Остыньте, ради бога, весело сказал г-н Монро, у вас будет время насладиться кукольными чудесами, но я знал, что мне не увидеть этого трепетного метаморфоза, вызванного редчайшим сочетанием полуденного солнца, в меру запыленной витрины, второстепенных предметов лавочного интерьера, плавного жеста торгашеской руки и девственности моего рассеянного взгляда.

Краткосрочный ангел стал ценнейшим экспонатом будущих воспоминаний, и я расчувствовался так, что готов был без торга купить этого улыбчивого гнома, так удачно сыгравшего в коротком дивертисменте сложнейшую роль гадкой гусеницы, выпустившей из искромсанной световым стилетом плоти прекрасную бабочку неземной, т. е. небесной красоты.

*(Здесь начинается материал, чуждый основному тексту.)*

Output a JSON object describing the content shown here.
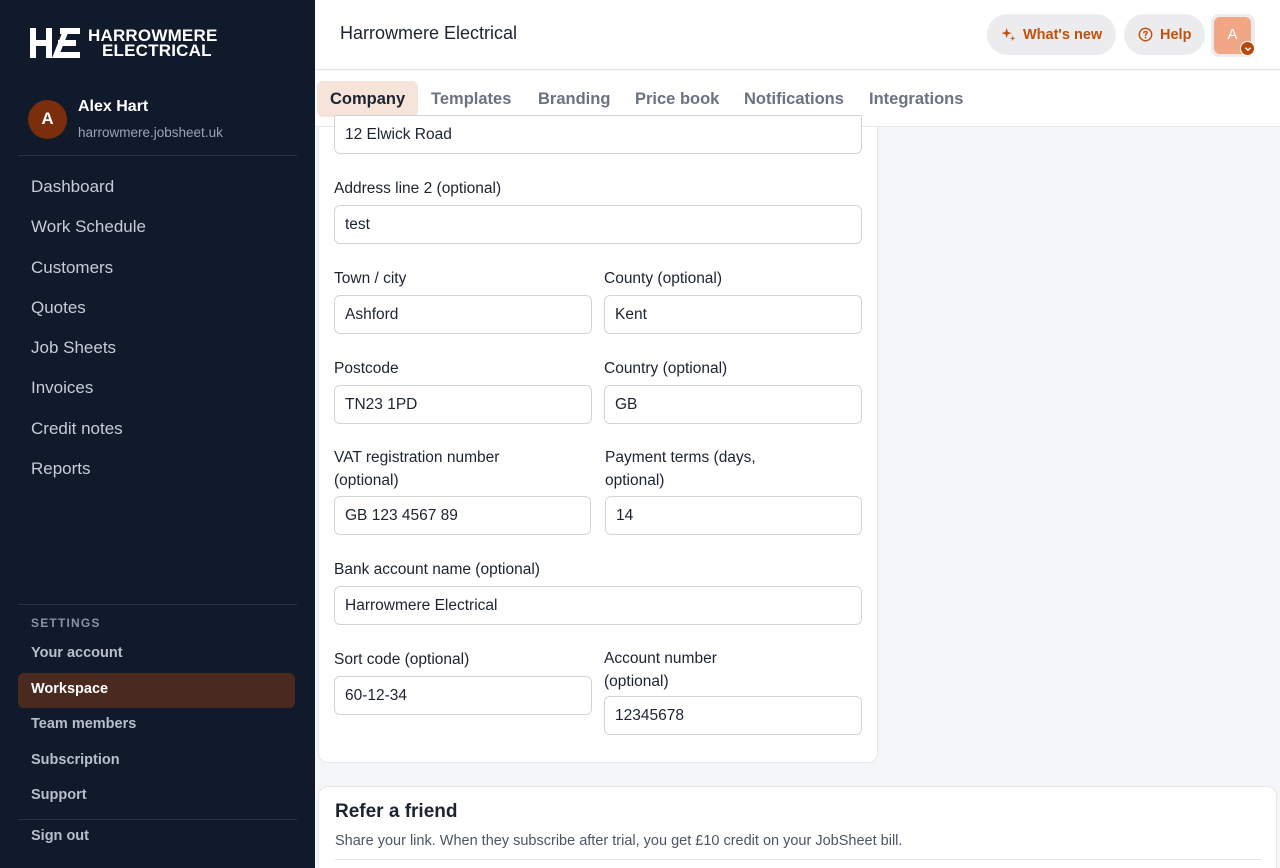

Эта небесная принадлежность упорхнувшего ангела, выявленная моим восторженным сердцем, привела к появлению на свет незаконнорожденного миража в глубине лавки — чёрная приказчицкая спина, особенно тёмная на чистейшем фоне моего эстетического восторга, вынужденно приобрела инфернальность, и разные предметы, до того бывшие мёртвыми пустяками, ожили, и принялись наперебой предлагать тени для изготовления таких важных улик, как рога, хвост и бутафорские тлеющие углубления на месте, где у подвернувшегося под руку приказчика были непроницаемые лакейские глаза.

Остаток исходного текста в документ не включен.